I'd say Multivac was more like a big, big mainframe with lots of dumb terminals
distributed all across the world...
--
__________ ____---____ Marco Antonio Checa Funcke
\_________D /-/---_----' Santiago de Surco, Lima, Peru
_H__/_/ http://machf.tripod.com
'-_____|(
remove the "no_me_j." and "sons.of." parts before replying
> On Sat, 31 Aug 2002 23:02:16 -0000, Chris <chri...@hotmail.com> wrote:
>
> >Isn't most of Asimov's writing about Multivac, particularly when it is tied
> >together and basically running the planet, with people accessing it from
> >terminals all over, kind of an Internet idea?
>
> I'd say Multivac was more like a big, big mainframe with lots of dumb terminals
> distributed all across the world...
What's the difference? Remote timesharing, vs. distributed computing,
isn't that different.
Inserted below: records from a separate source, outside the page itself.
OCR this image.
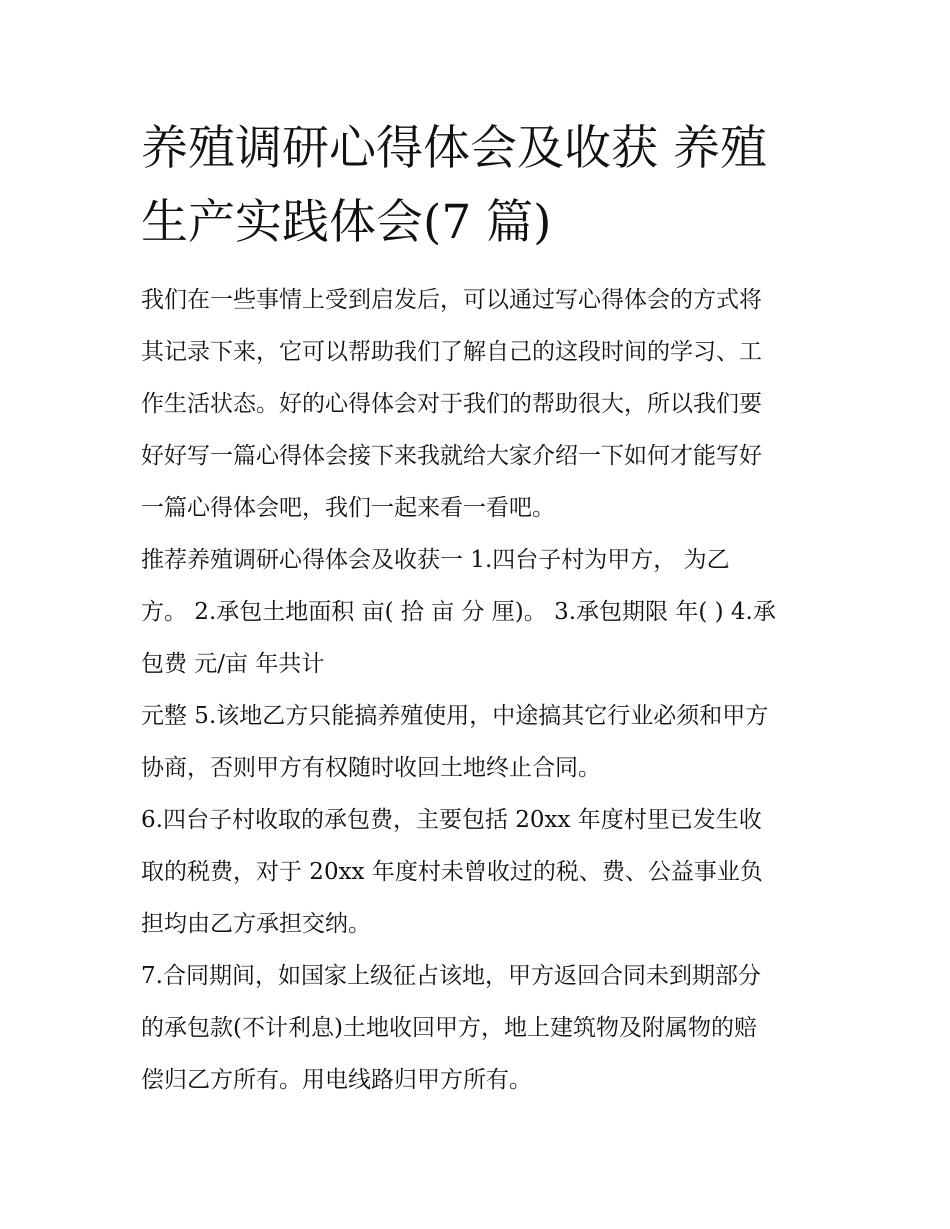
养殖调研心得体会及收获 养殖
生产实践体会(7 篇)

我们在一些事情上受到启发后，可以通过写心得体会的方式将
其记录下来，它可以帮助我们了解自己的这段时间的学习、工
作生活状态。好的心得体会对于我们的帮助很大，所以我们要
好好写一篇心得体会接下来我就给大家介绍一下如何才能写好
一篇心得体会吧，我们一起来看一看吧。

推荐养殖调研心得体会及收获一 1.四台子村为甲方， 为乙
方。 2.承包土地面积 亩( 拾 亩 分 厘)。 3.承包期限 年( ) 4.承
包费 元/亩 年共计

元整 5.该地乙方只能搞养殖使用，中途搞其它行业必须和甲方
协商，否则甲方有权随时收回土地终止合同。

6.四台子村收取的承包费，主要包括 20xx 年度村里已发生收
取的税费，对于 20xx 年度村未曾收过的税、费、公益事业负
担均由乙方承担交纳。

7.合同期间，如国家上级征占该地，甲方返回合同未到期部分
的承包款(不计利息)土地收回甲方，地上建筑物及附属物的赔
偿归乙方所有。用电线路归甲方所有。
Both are interactive and user-driven, which is
the key point.
--
David Dyer-Bennet, dd...@dd-b.net / New TMDA anti-spam in test
John Dyer-Bennet 1915-2002 Memorial Site http://john.dyer-bennet.net
Book log: http://www.dd-b.net/dd-b/Ouroboros/booknotes/
New Dragaera mailing lists, see http://dragaera.info
> On Sat, 31 Aug 2002 23:02:16 -0000, Chris <chri...@hotmail.com>
> wrote:
>
>>Isn't most of Asimov's writing about Multivac, particularly when it is
>>tied together and basically running the planet, with people accessing
>>it from terminals all over, kind of an Internet idea?
>
> I'd say Multivac was more like a big, big mainframe with lots of dumb
> terminals distributed all across the world...
Whereas the internet is one big network with lots of dumb users distributed
around the world :)
Yes, I'd say that's the most accurate description of it I've ever heard!